Meenakshi told her and promised to take her to the shop. She cast a glance in Mrs Rupa Mehra’s direction, but noticed to her relief that she was listening, rapt, to Arun and Basil Cox. In her bedroom earlier this evening, Meenakshi had paused for a second before putting them on — but then she had said to herself: Well, sooner or later Ma will have to get used to the facts of life. I can’t always tread softly around her feelings.

Dinner passed smoothly. It was a full four-course meaclass="underline" soup, smoked hilsa, roast chicken, lemon soufflé. Basil Cox tried to bring Lata and Mrs Rupa Mehra into the conversation, but they tended to speak only when spoken to. Lata’s mind was far away. She was brought back with a start when she heard Meenakshi describing how the hilsa was smoked.
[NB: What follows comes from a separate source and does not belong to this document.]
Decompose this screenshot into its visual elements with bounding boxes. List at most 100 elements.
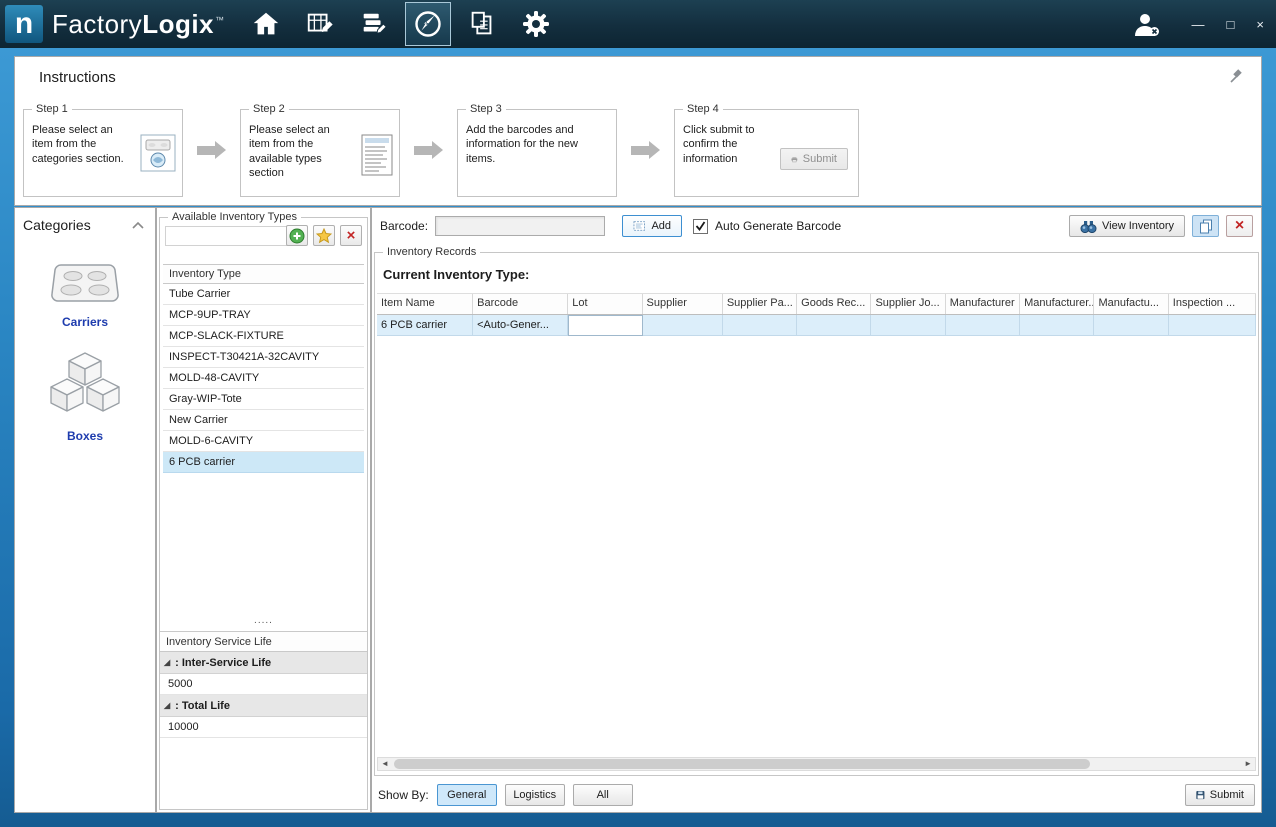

‘It’s a wonderful old recipe that’s been in our family for ages,’ said Meenakshi. ‘It’s smoked in a basket over a coal fire after it’s been carefully deboned, and hilsa is absolute hell to debone.’

‘It’s delicious, my dear,’ said Basil Cox.

‘Of course, the real secret,’ continued Meenakshi knowledgeably — though she had only discovered this afternoon how it was done, and that too because the Mugh cook had insisted on the correct ingredients being supplied to him—‘the real secret is in the fire. We throw puffed rice on it and crude brown sugar or jaggery — what we in this country call “gur”—’ (She rhymed it with ‘fur’.)

As she prattled on and on Lata looked at her wonderingly.

‘Of course, every girl in the family learns these things at an early age.’

For the first time Patricia Cox looked less than completely bored.

But by the time the soufflé came around, she had lapsed into passivity.

After dinner, coffee and liqueur, Arun brought out the cigars. He and Basil Cox talked a little about work. Arun would not have brought up the subject of the office, but Basil, having made up his mind that Arun was a thorough gentleman, wanted his opinion on a colleague. ‘Between us, you know, and strictly between us, I’ve rather begun to doubt his soundness,’ he said. Arun passed his finger around the rim of his liqueur glass, sighed a little, and confirmed his boss’s opinion, adding a reason or two of his own.